VRP Billing applies multiple layers of protection around merchant data, API credentials and inbound integrations. The controls below cover both console users and machine-to-machine integrations.

Secrets management

  • Per-merchant signing secrets. Every merchant receives a unique webhook signing secret and API key set. Secrets are never shared across tenants, eliminating the blast radius of a compromise.
  • Encryption at rest. Secrets, refresh tokens and background job payloads are persisted encrypted at rest using the platform key management service (KMS). Application nodes obtain data keys via envelope encryption whenever a secret must be decrypted, so long-lived copies never exist on disk.

Access controls

  • Console RBAC. The VRP Billing console enforces role-based access control for every privileged action. Roles bundle permissions for mandate and payment management, refunds, webhook configuration and support tooling. Each action is guarded server-sideā€”UI hints alone cannot bypass policy checks.
  • Scoped API keys. API keys are issued with explicit scopes limiting them to read, write, refunds and webhooks operations. Incoming requests are authorised against their scope before the routed view executes, preventing a read-only key from mutating resources or a webhook-only key from fetching payment data.

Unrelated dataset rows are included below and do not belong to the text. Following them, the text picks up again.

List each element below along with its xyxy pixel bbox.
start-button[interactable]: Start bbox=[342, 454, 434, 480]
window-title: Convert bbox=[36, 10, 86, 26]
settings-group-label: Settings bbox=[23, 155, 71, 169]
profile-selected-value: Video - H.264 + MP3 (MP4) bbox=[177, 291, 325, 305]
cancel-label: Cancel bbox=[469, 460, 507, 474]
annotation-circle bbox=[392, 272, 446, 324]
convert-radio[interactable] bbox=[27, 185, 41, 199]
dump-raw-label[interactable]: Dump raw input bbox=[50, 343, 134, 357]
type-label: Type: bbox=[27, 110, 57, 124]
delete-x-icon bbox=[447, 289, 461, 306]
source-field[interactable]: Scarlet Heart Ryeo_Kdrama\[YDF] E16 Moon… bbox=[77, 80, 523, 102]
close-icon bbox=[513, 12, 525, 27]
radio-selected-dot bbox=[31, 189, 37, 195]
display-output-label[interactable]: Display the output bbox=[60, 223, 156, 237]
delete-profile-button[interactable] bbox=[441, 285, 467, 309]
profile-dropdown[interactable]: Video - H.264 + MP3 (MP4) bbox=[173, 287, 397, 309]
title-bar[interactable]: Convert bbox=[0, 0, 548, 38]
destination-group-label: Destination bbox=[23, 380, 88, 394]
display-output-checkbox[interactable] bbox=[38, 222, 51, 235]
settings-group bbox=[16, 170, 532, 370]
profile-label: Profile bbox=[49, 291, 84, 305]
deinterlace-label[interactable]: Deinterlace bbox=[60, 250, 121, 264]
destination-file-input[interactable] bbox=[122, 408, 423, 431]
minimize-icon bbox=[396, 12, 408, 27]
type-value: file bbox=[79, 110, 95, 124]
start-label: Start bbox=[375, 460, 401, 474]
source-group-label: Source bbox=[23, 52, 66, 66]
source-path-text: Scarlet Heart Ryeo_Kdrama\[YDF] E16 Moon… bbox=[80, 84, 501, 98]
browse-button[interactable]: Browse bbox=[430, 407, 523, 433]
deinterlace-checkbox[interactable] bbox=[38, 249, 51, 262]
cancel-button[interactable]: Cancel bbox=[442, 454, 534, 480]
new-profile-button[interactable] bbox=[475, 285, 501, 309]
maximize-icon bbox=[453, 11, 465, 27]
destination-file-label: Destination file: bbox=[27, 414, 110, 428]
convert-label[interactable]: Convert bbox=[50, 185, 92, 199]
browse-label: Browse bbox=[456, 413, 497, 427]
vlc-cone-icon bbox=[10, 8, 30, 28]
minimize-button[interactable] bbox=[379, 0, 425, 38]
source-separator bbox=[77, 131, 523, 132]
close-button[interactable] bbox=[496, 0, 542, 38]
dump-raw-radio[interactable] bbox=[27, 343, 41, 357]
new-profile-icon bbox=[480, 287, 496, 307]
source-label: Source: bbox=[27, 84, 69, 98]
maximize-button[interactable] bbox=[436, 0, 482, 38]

Defensive request handling

  • Strict validation. Payloads pass through schema validation and type coercion before reaching business logic, rejecting malformed or unexpected fields.
  • Payload limits. Request bodies and webhook deliveries are capped with content-length checks and streaming guards that abort connections when limits are exceeded.
  • Timeouts. Application and webhook HTTP clients enforce aggressive request and response timeouts to avoid resource exhaustion and cascading failures.

Edge protection

The public webhook receiver is fronted by tuned WAF rules covering abusive patterns (SQLi, RCE signatures, suspicious user agents) and volumetric anomaly alerts. Blocked traffic is logged centrally to help incident response teams triage and adapt the rule set.